What is Parsing? (You can click this link to see the Wikipedia article)
In short parsing is taking chunks of data and replacing them with something else, based on the chunk you took out.
So why is this useful you may ask. Lets take a look at a problem the users of OpsWeb (The Intranet site I develop) had. One of the largest parts of OpsWeb is the article section. There are over 600 technical articles and more being added every week. A lot of times users will want to link from one article to another. To do this they had to add a normal HTML link. Even thou my user population is made of IT staff and programmers most of them have little or no experience with HTML. This made linking hard, and it should be easy. We want lots of links to help connect information together.
Here is the solution:
From now on to add a link to an article you do not use HTML. You now write the link as [[article#]], or [[article#:link text]].
Examples:
[[530]] When the page is displayed it is shown as OpsWeb Improvements and Changes
[[530:List of Changes]] -> List of Changes
Both of the examples make a link to article 530, and the only thing the user needs to know is the number of the article. (The users are very aware of the article numbers as they are used as a short hand reference on process flowcharts and emails. Example "Hay Bob i need you to preform the reset procedure from article 126")
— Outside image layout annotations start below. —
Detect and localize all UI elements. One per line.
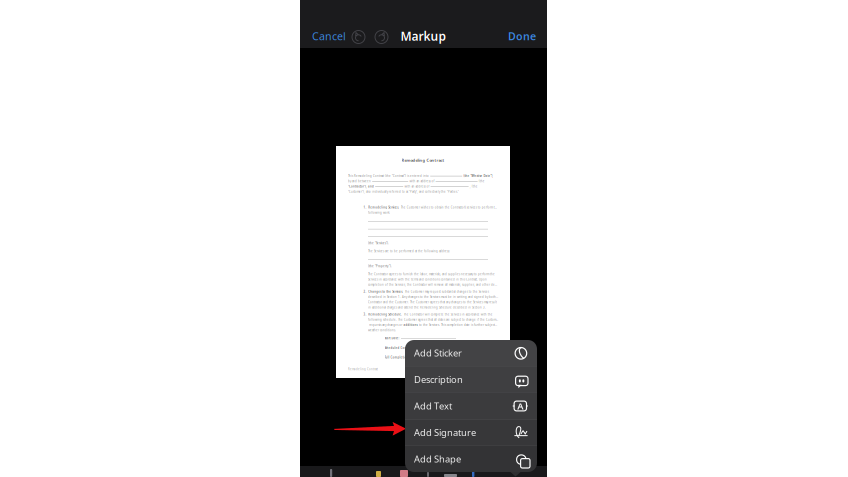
staticText: Cancel	[312, 29, 346, 43]
button[interactable]: Description	[405, 366, 537, 392]
staticText: following work:	[368, 211, 390, 214]
staticText: with an address of	[404, 185, 429, 188]
staticText: This Remodeling Contract (the “Contract”…	[348, 174, 429, 178]
staticText: Remodeling Contract	[348, 368, 378, 371]
staticText: The Customer wishes to obtain the Contra…	[401, 206, 496, 209]
staticText: Add Signature	[414, 426, 476, 439]
staticText: 1.	[364, 206, 367, 209]
staticText: A	[517, 400, 523, 412]
staticText: (the “Effective Date”),	[463, 174, 493, 178]
staticText: weather conditions.	[368, 328, 396, 332]
staticText: Services in accordance with the terms an…	[368, 278, 487, 281]
staticText: Markup	[400, 28, 446, 44]
button[interactable]: Add Sticker	[405, 340, 537, 366]
staticText: The Contractor agrees to furnish the lab…	[368, 272, 495, 276]
staticText: to the Services. This completion date is…	[419, 323, 497, 327]
staticText: (the	[479, 180, 485, 183]
staticText: Start Date:	[384, 337, 400, 340]
staticText: The Services are to be performed at the …	[368, 249, 450, 253]
button[interactable]: Cancel	[309, 24, 347, 48]
staticText: described in Section 1. Any changes to t…	[368, 295, 498, 299]
staticText: 2.	[364, 290, 367, 294]
button[interactable]: Done	[505, 24, 539, 48]
staticText: Remodeling Contract	[402, 158, 444, 163]
staticText: Add Sticker	[414, 347, 462, 359]
staticText: “Customer”), also individually referred …	[348, 190, 459, 194]
staticText: Scheduled Completion Date:	[384, 346, 428, 350]
staticText: Contractor and the Customer. The Custome…	[368, 300, 497, 304]
button[interactable]: Add Signature	[405, 420, 537, 446]
staticText: , (the	[470, 185, 478, 188]
staticText: completion of the Services, the Contract…	[368, 283, 498, 286]
staticText: additions	[404, 323, 418, 327]
staticText: 3.	[364, 313, 367, 316]
staticText: Done	[508, 29, 536, 43]
staticText: Add Shape	[414, 453, 461, 465]
staticText: “Contractor”), and	[348, 185, 374, 188]
button[interactable]: Add Shape	[405, 446, 537, 472]
staticText: with an address of	[409, 180, 434, 183]
staticText: Changes to the Services.	[368, 290, 403, 294]
staticText: (the “Services”).	[368, 241, 389, 245]
staticText: (the “Property”).	[368, 264, 392, 268]
staticText: The Customer may request substantial cha…	[405, 290, 489, 294]
button[interactable]: Add Text	[405, 393, 537, 419]
staticText: in additional charges and extend the Rem…	[368, 306, 486, 309]
staticText: Description	[414, 373, 463, 386]
staticText: Remodeling Schedule.	[368, 313, 402, 316]
staticText: Add Text	[414, 400, 452, 412]
button[interactable]: Redo	[370, 24, 393, 48]
button[interactable]: Undo	[347, 24, 370, 48]
staticText: The Contractor will complete the Service…	[404, 313, 493, 316]
staticText: Full Completion Date:	[384, 356, 418, 359]
staticText: requests any changes or	[369, 323, 402, 327]
staticText: Remodeling Services.	[368, 206, 399, 209]
staticText: by and between	[348, 180, 371, 183]
staticText: following schedule. The Customer agrees …	[368, 318, 498, 322]
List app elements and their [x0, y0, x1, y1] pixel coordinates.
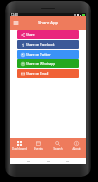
staticText: About — [72, 147, 81, 151]
staticText: Share — [26, 33, 35, 37]
button[interactable]: Dashboard — [10, 138, 29, 158]
button[interactable]: About — [67, 138, 86, 158]
button[interactable]: Share on Whatsapp — [17, 59, 79, 68]
staticText: Dashboard — [12, 147, 27, 151]
staticText: 12:30 — [11, 13, 18, 16]
staticText: Events — [34, 147, 43, 151]
staticText: Share on Whatsapp — [26, 62, 56, 66]
button[interactable]: Search — [48, 138, 67, 158]
staticText: Share on Email — [26, 72, 49, 76]
button[interactable]: Share — [17, 30, 79, 39]
staticText: Share on Facebook — [26, 43, 55, 47]
button[interactable]: Share on Twitter — [17, 50, 79, 59]
button[interactable]: Share on Email — [17, 69, 79, 78]
button[interactable]: Open navigation menu — [12, 19, 20, 27]
button[interactable]: Share on Facebook — [17, 40, 79, 49]
staticText: Search — [53, 147, 63, 151]
staticText: Share App — [38, 20, 59, 26]
staticText: Share on Twitter — [26, 53, 51, 57]
button[interactable]: Events — [29, 138, 48, 158]
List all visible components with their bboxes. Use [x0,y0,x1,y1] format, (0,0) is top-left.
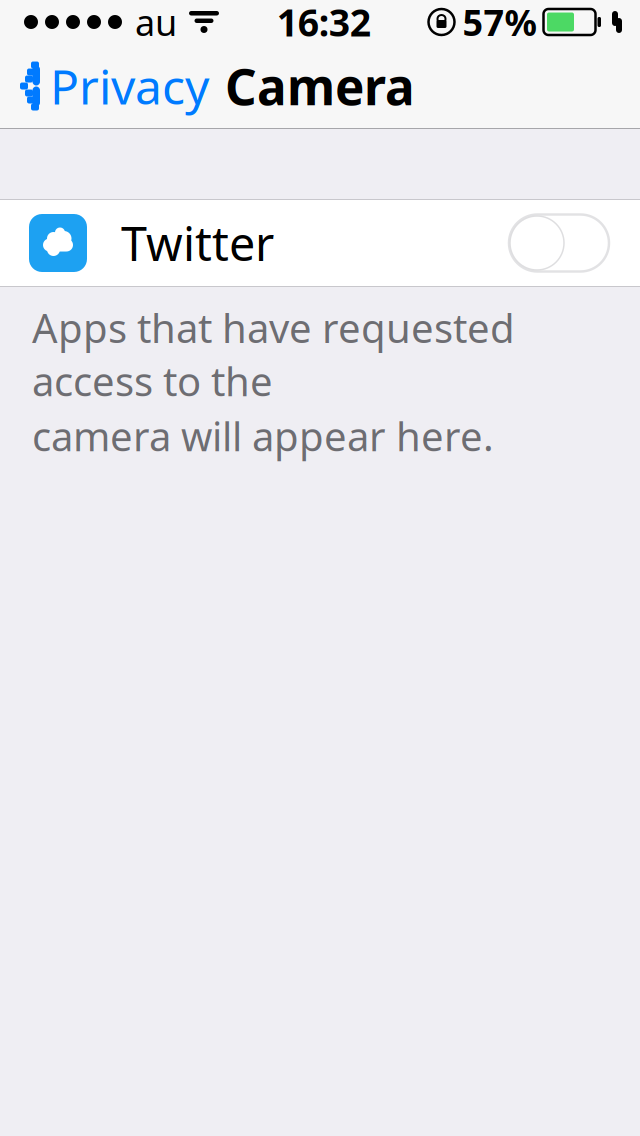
staticText: camera will appear here. [32,409,494,462]
staticText: Privacy [50,54,209,118]
staticText: Twitter [121,212,274,274]
staticText: 57% [462,0,536,46]
staticText: Apps that have requested access to the [32,301,515,407]
staticText: Camera [225,53,415,119]
button[interactable]: Twitter [0,200,640,286]
button[interactable]: Privacy [0,44,223,128]
staticText: au [135,0,177,46]
staticText: 16:32 [277,0,371,47]
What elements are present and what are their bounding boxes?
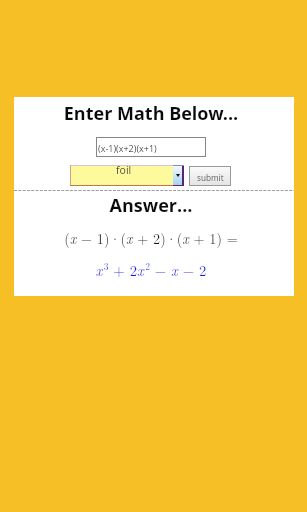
button[interactable]: Math expression input	[96, 137, 206, 157]
button[interactable]: submit	[189, 166, 231, 186]
staticText: Enter Math Below...	[11, 101, 291, 126]
staticText: x 3 + 2x 2 − x − 2	[11, 259, 291, 281]
staticText: submit	[197, 172, 224, 183]
staticText: (x-1)(x+2)(x+1)	[98, 142, 157, 154]
staticText: (x − 1)·(x + 2)·(x + 1) =	[11, 228, 291, 248]
button[interactable]: Operation selector: foil	[70, 165, 184, 186]
staticText: foil	[116, 163, 132, 177]
staticText: Answer...	[11, 193, 291, 218]
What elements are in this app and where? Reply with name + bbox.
How to write a simple text parser in PHP
Enough into on to the good stuff. Lets look at some code.
public function body_parser($text){
//paser to prossess body text of an article
$result = preg_replace_callback("/\[\[(\d+)\]\]/", array($this, 'p_format_link'), $text);
$result = preg_replace_callback("/\[\[(\d+):(.*)\]\]/", array($this, 'p_format_link_with_text'), $result);
return $result;
}
public function p_format_link($given){
return
"<a href="http://egondev.com/opsweb/articles/articles_control.php?action=display_one&record_id=">"
.$this->get_title_from_id_DB($given[1])
."</a>";
}
public function p_format_link_with_text($given){
return
"<a href="http://egondev.com/opsweb/articles/articles_control.php?action=display_one&record_id=">"
.$given[2]
."</a>";
}
The Function body_parser finds all of our link tags (the [[article#]] bits) using regular expressions and then pass the links to one of the other 2 functions to be formatted in to HTML. Then it puts the formatted text into the body in place of our link tag.
Example:
$body = "hello I am a short article with a link to [[530]]";
$body = body_parser($body);
echo $body;
>> "hello I am a short article with a link to OpsWeb Improvements and Changes"
The heart of this thing is the preg_replace_callback function. What it does is it searches a string using a regular expression. When it finds a match in that string it calls the function given as the second param and pass the regular expression match to the function. Then it will replace the matched part of the sting with the return of the function.
mixed preg_replace_callback ( mixed $pattern , callback $callback , mixed $subject [, int $limit [, int &$count ]] )
Lets take a look at one of the preg_replace_callback lines from my parser
$result = preg_replace_callback("/\[\[(\d+)\]\]/", array($this, 'p_format_link'), $text);
- "/\[\[(\d+)\]\]/" will match any chunk of text starting with [[ followed by 1 or more digits and ending with ]]
- The (\d+) part of the expression will give us just the digits as a sub part of the matched text.
- array($this, 'p_format_link') this is the call back function. The syntax looks odd because all 3 of these functions are in a class to reference the call back function correctly you need to use this form. With out a class structure it would just be the name of the function you want to pass the match to. No ()s.
- $text is the sting we a passing to the preg_replace_callback function.
- $result is the new string with the matches subsited with the return form the call back function.